Madame la présidente, monsieur le ministre, mes chers collègues, il devrait être impossible, inconcevable de se faire de l’argent au détriment de vies, en logeant des personnes dans des conditions indignes et dangereuses pour leur santé. Et pourtant, en France, la location de logements insalubres est encore, en 2019, un marché dont profitent les marchands de sommeil et qui fait des victimes. En 2013, encore 10 % du parc de logements présentait au moins trois des « défauts graves » identifiés par l’Insee. La crise du logement n’est pas une raison suffisante pour qu’une partie de nos concitoyens en soit réduite à se loger dans des conditions indécentes.
Le groupe Union Centriste et moi-même sommes heureux d’avoir l’occasion d’étudier cette proposition de loi, qui a pour objet d’améliorer les dispositifs en vigueur pour lutter contre ce fléau d’un autre âge. Je tiens à remercier notre collègue Bruno Gilles pour son précieux travail d’identification des carences actuelles et ses propositions ambitieuses.
Je souhaite appeler l’attention sur l’amendement que j’ai déposé avec plusieurs de mes collègues, visant à insérer un article additionnel après l’article 4, dont l’objet est de renforcer les capacités d’intervention des collectivités territoriales en matière de logements insalubres ou dangereux.

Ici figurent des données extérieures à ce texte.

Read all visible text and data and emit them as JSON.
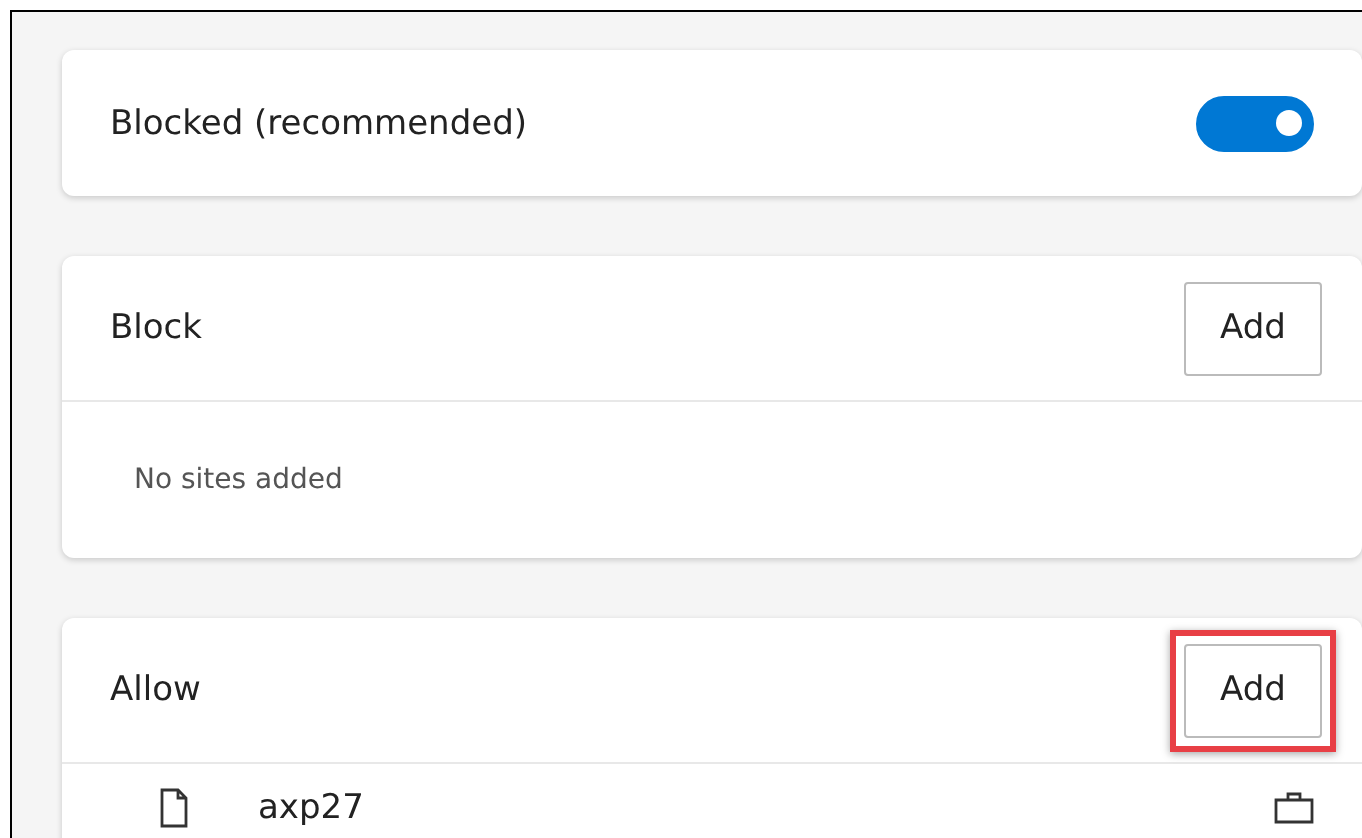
{
  "blocked_card": {
    "label": "Blocked (recommended)",
    "on": true
  },
  "sections": [
    {
      "title": "Block",
      "add_button": {
        "label": "Add",
        "highlighted": false
      },
      "empty_text": "No sites added"
    },
    {
      "title": "Allow",
      "add_button": {
        "label": "Add",
        "highlighted": true
      },
      "sites": [
        {
          "name": "axp27"
        }
      ]
    }
  ]
}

La question qui sous-tend cet article est celle du non-enclenchement des procédures lorsqu’il est avéré que des personnes vivent dans un logement s’apparentant à une « mine de salpêtre » ou à un « château de cartes ». En effet, comment de petites communes pourraient-elles se substituer à des propriétaires défaillants si elles n’ont pas la capacité financière de déconstruire ou de démolir un habitat présentant un risque de péril ? Sur 2, 8 millions de logements présentant au moins trois défauts graves, un cinquième, soit 560 000 logements, se trouvent dans des communes rurales ! Les territoires urbains n’ont donc pas l’exclusivité des logements à l’état préoccupant.
Soit nous assumons le fait que des communes rurales doivent se résoudre à ne pas engager de procédure, faute de certitude en matière de financement, soit nous dédions à ces opérations de déconstruction ou de démolition une part des crédits de la dotation d’équipement des territoires ruraux, la DETR, attribués dans les départements. Tel est l’objet de notre amendement, qui vise à consacrer 5 % de cette dotation à la lutte contre l’habitat insalubre ou dangereux. L’État ne doit pas fermer les yeux sur la détérioration de ces logements. Il doit être cohérent, et allouer les moyens nécessaires à ces enjeux, les réponses devant être adaptées, comme l’a très justement rappelé Mme la rapporteure, aux territoires.
Nous estimons en outre qu’il serait bon de ne pas se cantonner à l’intervention de l’ANAH, qui ne vise que les immeubles à usage de logement. En effet, nous considérons que davantage doit être fait en matière de financement de la déconstruction ou de la démolition de l’habitat en péril, pour répondre à une situation particulière à laquelle les autorités locales en milieu rural sont de plus en plus fréquemment confrontées. Davantage de certitudes quant aux moyens financiers disponibles, c’est l’assurance d’une action tangible de nos collectivités, même les plus petites d’entre elles.
Si le mal-logement a considérablement reculé en France ces dernières décennies, trop de foyers français vivent encore dans des conditions dignes de l’époque des Rougon-Macquart. Le drame de Marseille ne doit plus se reproduire. Nous ne pouvons pas abandonner nos communes, grandes ou petites, dans leur action en faveur de ce droit essentiel qu’est l’accession à un habitat décent. Nous soutiendrons toutes les mesures allant en ce sens et voterons la motion tendant au renvoi du texte à la commission, afin de permettre à celle-ci de travailler de manière plus approfondie.